Benefits of a synbiotic formula (Synbiotic 2000Forte) in critically Ill trauma patients: early results of a randomized controlled trial.
Kotzampassi, K, Giamarellos-Bourboulis, EJ, Voudouris, A, Kazamias, P, Eleftheriadis, E
World journal of surgery. 2006;(10):1848-55
Abstract
BACKGROUND Since probiotics are considered to exert beneficial health effects by enhancing the host's immune response, we investigated the benefits of a synbiotics treatment on the rate of infections, systemic inflammatory response syndrome (SIRS), severe sepsis, and mortality in critically ill, mechanically ventilated, multiple trauma patients.

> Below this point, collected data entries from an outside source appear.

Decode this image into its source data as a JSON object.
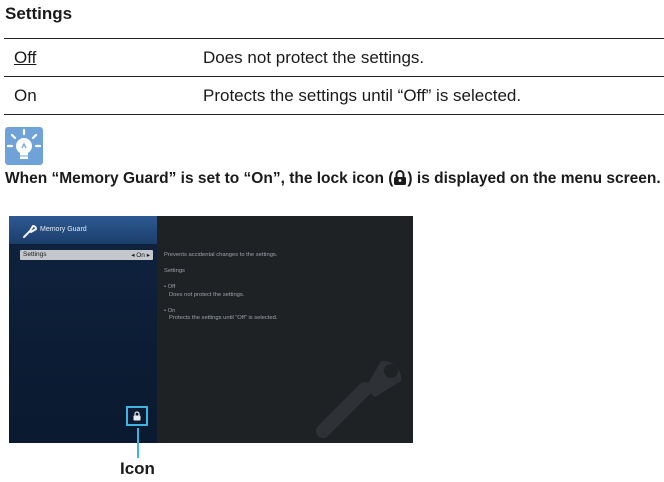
{
  "section": {
    "title": "Settings"
  },
  "settings_table": {
    "rows": [
      {
        "option": "Off",
        "description": "Does not protect the settings."
      },
      {
        "option": "On",
        "description": "Protects the settings until “Off” is selected."
      }
    ]
  },
  "tip": {
    "icon": "lightbulb-icon",
    "text_before": "When “Memory Guard” is set to “On”, the lock icon (",
    "text_after": ") is displayed on the menu screen."
  },
  "screen": {
    "header_title": "Memory Guard",
    "menu_label": "Settings",
    "menu_value": "◂ On ▸",
    "info": {
      "intro": "Prevents accidental changes to the settings.",
      "heading": "Settings",
      "off_title": "• Off",
      "off_desc": "Does not protect the settings.",
      "on_title": "• On",
      "on_desc": "Protects the settings until “Off” is selected."
    },
    "accent_color": "#3db4e4"
  },
  "callout": {
    "label": "Icon"
  }
}
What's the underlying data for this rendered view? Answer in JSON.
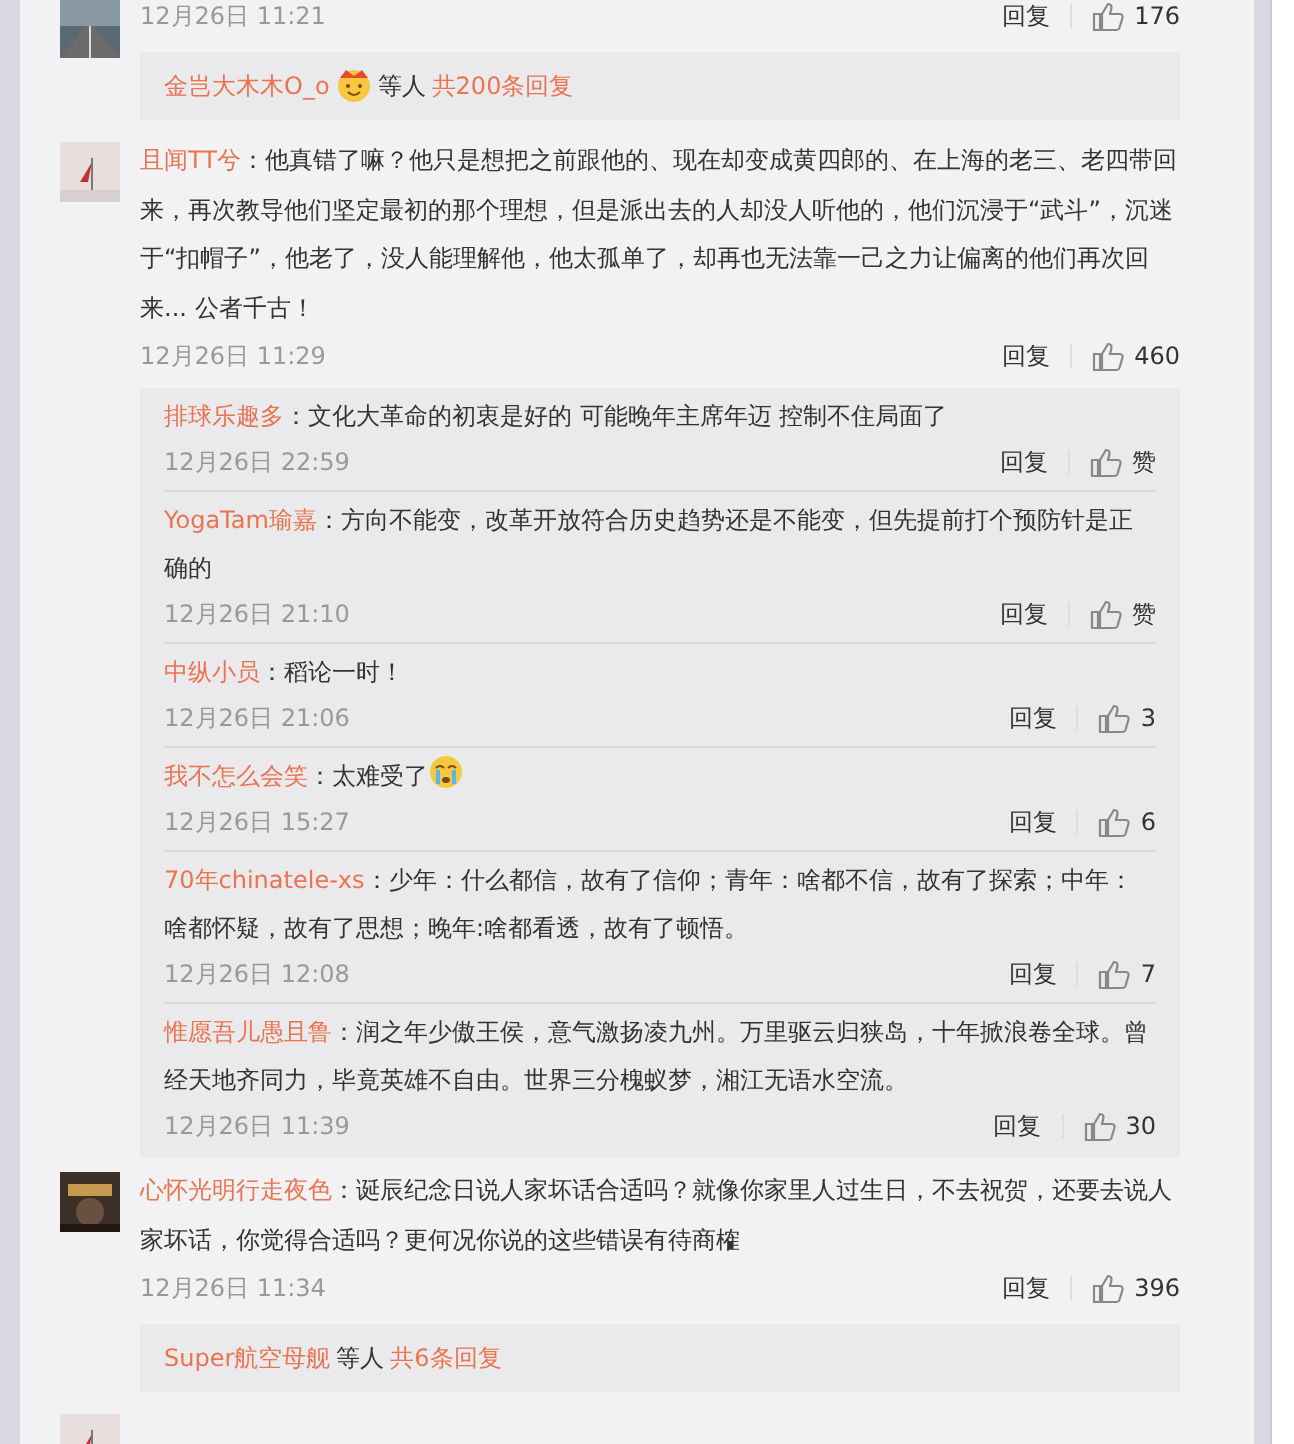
{
  "comments": [
    {
      "time": "12月26日 11:21",
      "reply": "回复",
      "likes": "176",
      "summary": {
        "user": "金岂大木木O_o",
        "emoji": true,
        "middle": "等人",
        "total": "共200条回复"
      }
    },
    {
      "user": "且闻TT兮",
      "text": "：他真错了嘛？他只是想把之前跟他的、现在却变成黄四郎的、在上海的老三、老四带回来，再次教导他们坚定最初的那个理想，但是派出去的人却没人听他的，他们沉浸于“武斗”，沉迷于“扣帽子”，他老了，没人能理解他，他太孤单了，却再也无法靠一己之力让偏离的他们再次回来... 公者千古！",
      "time": "12月26日 11:29",
      "reply": "回复",
      "likes": "460",
      "replies": [
        {
          "user": "排球乐趣多",
          "text": "：文化大革命的初衷是好的 可能晚年主席年迈 控制不住局面了",
          "emoji": false,
          "time": "12月26日 22:59",
          "reply": "回复",
          "likes": "赞"
        },
        {
          "user": "YogaTam瑜嘉",
          "text": "：方向不能变，改革开放符合历史趋势还是不能变，但先提前打个预防针是正确的",
          "emoji": false,
          "time": "12月26日 21:10",
          "reply": "回复",
          "likes": "赞"
        },
        {
          "user": "中纵小员",
          "text": "：稻论一时！",
          "emoji": false,
          "time": "12月26日 21:06",
          "reply": "回复",
          "likes": "3"
        },
        {
          "user": "我不怎么会笑",
          "text": "：太难受了",
          "emoji": true,
          "time": "12月26日 15:27",
          "reply": "回复",
          "likes": "6"
        },
        {
          "user": "70年chinatele-xs",
          "text": "：少年：什么都信，故有了信仰；青年：啥都不信，故有了探索；中年：啥都怀疑，故有了思想；晚年:啥都看透，故有了顿悟。",
          "emoji": false,
          "time": "12月26日 12:08",
          "reply": "回复",
          "likes": "7"
        },
        {
          "user": "惟愿吾儿愚且鲁",
          "text": "：润之年少傲王侯，意气激扬凌九州。万里驱云归狭岛，十年掀浪卷全球。曾经天地齐同力，毕竟英雄不自由。世界三分槐蚁梦，湘江无语水空流。",
          "emoji": false,
          "time": "12月26日 11:39",
          "reply": "回复",
          "likes": "30"
        }
      ]
    },
    {
      "user": "心怀光明行走夜色",
      "text": "：诞辰纪念日说人家坏话合适吗？就像你家里人过生日，不去祝贺，还要去说人家坏话，你觉得合适吗？更何况你说的这些错误有待商榷",
      "time": "12月26日 11:34",
      "reply": "回复",
      "likes": "396",
      "summary": {
        "user": "Super航空母舰",
        "emoji": false,
        "middle": "等人",
        "total": "共6条回复"
      }
    }
  ]
}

Length of stay in the intensive care unit (ICU) and number of days under mechanical ventilation were also evaluated. METHOD Sixty-five patients were randomized to receive once daily for 15 days a synbiotic formula (Synbiotic 2000Forte, Medipharm, Sweden) or maltodextrin as placebo. The synbiotic preparation consisted of a combination of four probiotics (10(11) CFU each): Pediococcus pentosaceus 5-33:3, Leuconostoc mesenteroides 32-77:1, L. paracasei ssp. paracasei 19; and L. plantarum 2,362; and inulin, oat bran, pectin, and resistant starch as prebiotics. Infections, septic complications, mortality, days under ventilatory support, and days of stay in ICU were recorded. RESULTS Synbiotic-treated patients exhibited a significantly reduced rate of infections (P = 0.01), SIRS, severe sepsis (P = 0.02), and mortality. Days of stay in the ICU (P = 0.01) and days under mechanical ventilation were also significantly reduced in relation to placebo (P = 0.001). CONCLUSION The administration of this synbiotic formula in critically ill, mechanically ventilated, multiple trauma patients seems to exert beneficial effects in respect to infection and sepsis rates and to improve the patient's response, thus reducing the duration of ventilatory support and intensive care treatment.